The Supreme Court on Friday dismissed a challenge to a National Green Tribunal (NGT) ban on the sale and use of firecrackers during the COVID-19 pandemic in the National Capital Region (NCR) and across all towns and villages with good indoor air quality. the poor or higher categories.
A bench led by Judge AM Khanwilkar said he didn’t need a report from the Indian Institute of Technology to know firecrackers were bad for the lungs.
The court reminded the petitioners, mostly firecracker makers who said the ban was a barrier to their livelihoods, that the world was in the midst of a pandemic.
The NGT noted in its decree of December 2020 that only green crackers would be allowed for Christmas and New Years – between 11:55 p.m. and 12:30 a.m. – in areas where the ambient air quality was in the moderate or moderate categories. lower. District magistrates have been instructed to ensure that firecrackers are not sold and offenders should pay compensation. The Court considered that the “right to undertake is not absolute. There is no right to violate air quality and noise level standards ”.
The court accepted the court order and said no further clarification was required on the matter.

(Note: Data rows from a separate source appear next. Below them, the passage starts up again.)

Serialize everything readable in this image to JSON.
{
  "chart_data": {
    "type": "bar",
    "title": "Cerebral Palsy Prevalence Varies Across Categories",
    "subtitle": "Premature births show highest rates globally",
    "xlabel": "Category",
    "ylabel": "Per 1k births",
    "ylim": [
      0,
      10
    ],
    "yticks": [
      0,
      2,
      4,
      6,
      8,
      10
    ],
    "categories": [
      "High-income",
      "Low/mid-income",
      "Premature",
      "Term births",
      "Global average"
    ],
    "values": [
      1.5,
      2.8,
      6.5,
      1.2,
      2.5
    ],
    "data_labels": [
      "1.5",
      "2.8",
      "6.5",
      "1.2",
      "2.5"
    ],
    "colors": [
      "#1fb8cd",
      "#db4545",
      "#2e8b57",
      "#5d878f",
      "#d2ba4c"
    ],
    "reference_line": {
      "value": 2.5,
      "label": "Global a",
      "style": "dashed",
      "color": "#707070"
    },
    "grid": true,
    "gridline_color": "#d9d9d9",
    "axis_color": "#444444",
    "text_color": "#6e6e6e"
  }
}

In 2017, the Supreme Court banned the use and sale of toxic crackers based on a petition filed by two infants, a six-month-old and a 14-month-old. They said air pollution caused by various factors, especially firecrackers, made Delhi a gas chamber. They pleaded for their right to life. The court had said that the sale of green and improved crackers would only be done through licensed traders. He rejected arguments that cracking cookies was a fundamental right and an essential practice on religious holidays like Diwali.

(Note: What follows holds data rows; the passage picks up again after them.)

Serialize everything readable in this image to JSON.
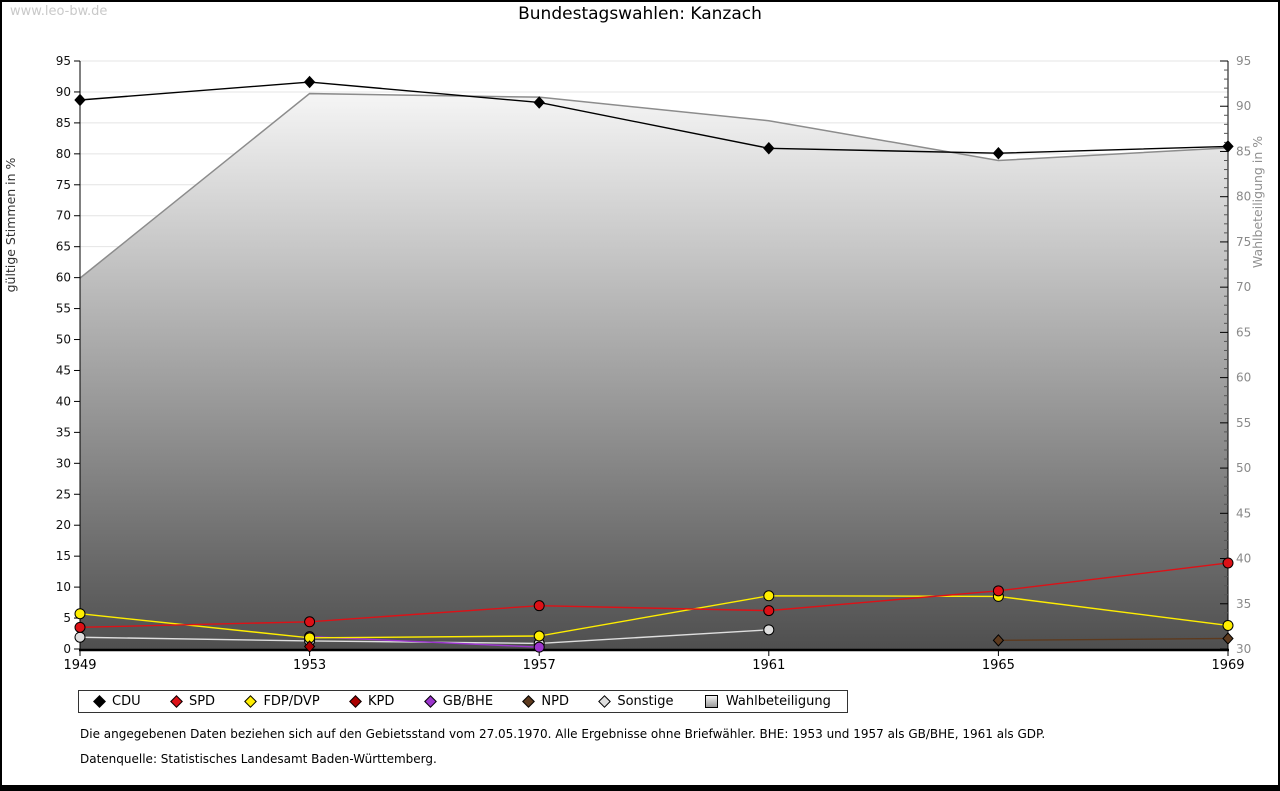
{
  "watermark": "www.leo-bw.de",
  "title": "Bundestagswahlen: Kanzach",
  "chart_data": {
    "type": "line",
    "categories": [
      "1949",
      "1953",
      "1957",
      "1961",
      "1965",
      "1969"
    ],
    "left_axis": {
      "label": "gültige Stimmen in %",
      "min": 0,
      "max": 95,
      "tick_step": 5
    },
    "right_axis": {
      "label": "Wahlbeteiligung in %",
      "min": 30,
      "max": 95,
      "tick_step": 5,
      "minor_tick_step": 1
    },
    "grid": true,
    "legend_position": "bottom",
    "series": [
      {
        "name": "CDU",
        "axis": "left",
        "color": "#000000",
        "marker": "diamond",
        "values": [
          88.7,
          91.6,
          88.3,
          80.9,
          80.1,
          81.2
        ]
      },
      {
        "name": "SPD",
        "axis": "left",
        "color": "#dd1117",
        "marker": "circle",
        "values": [
          3.5,
          4.4,
          7.0,
          6.2,
          9.4,
          13.9
        ]
      },
      {
        "name": "FDP/DVP",
        "axis": "left",
        "color": "#ffee00",
        "marker": "circle",
        "values": [
          5.7,
          1.8,
          2.1,
          8.6,
          8.5,
          3.8
        ]
      },
      {
        "name": "KPD",
        "axis": "left",
        "color": "#aa0000",
        "marker": "diamond",
        "values": [
          null,
          0.4,
          null,
          null,
          null,
          null
        ]
      },
      {
        "name": "GB/BHE",
        "axis": "left",
        "color": "#9b35cc",
        "marker": "circle",
        "values": [
          null,
          2.0,
          0.3,
          null,
          null,
          null
        ]
      },
      {
        "name": "NPD",
        "axis": "left",
        "color": "#5d3a1e",
        "marker": "diamond",
        "values": [
          null,
          null,
          null,
          null,
          1.4,
          1.7
        ]
      },
      {
        "name": "Sonstige",
        "axis": "left",
        "color": "#dedede",
        "marker": "circle",
        "values": [
          1.9,
          1.3,
          0.9,
          3.1,
          null,
          null
        ]
      },
      {
        "name": "Wahlbeteiligung",
        "axis": "right",
        "color": "#8c8c8c",
        "marker": "square",
        "area": true,
        "values": [
          71.0,
          91.4,
          91.0,
          88.4,
          84.0,
          85.4
        ]
      }
    ]
  },
  "footnotes": [
    "Die angegebenen Daten beziehen sich auf den Gebietsstand vom 27.05.1970. Alle Ergebnisse ohne Briefwähler. BHE: 1953 und 1957 als GB/BHE, 1961 als GDP.",
    "Datenquelle: Statistisches Landesamt Baden-Württemberg."
  ]
}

“We believe that Article 25 [right to religion] is subject to article 21 [right to life]. If a particular religious practice threatens the health and life of persons, such practice is not entitled to protection under section 25… manufacturers and traders under section 19 (1) (g) of the Constitution, ”Judge Sikri observed in the 54-page judgment.
“If the situation is covered by general directives of the Supreme Court, it must be followed in letter and in spirit. In other words, these appeals are unfounded and are dismissed, ”the magistrate of Judge Khanwilkar said on Friday.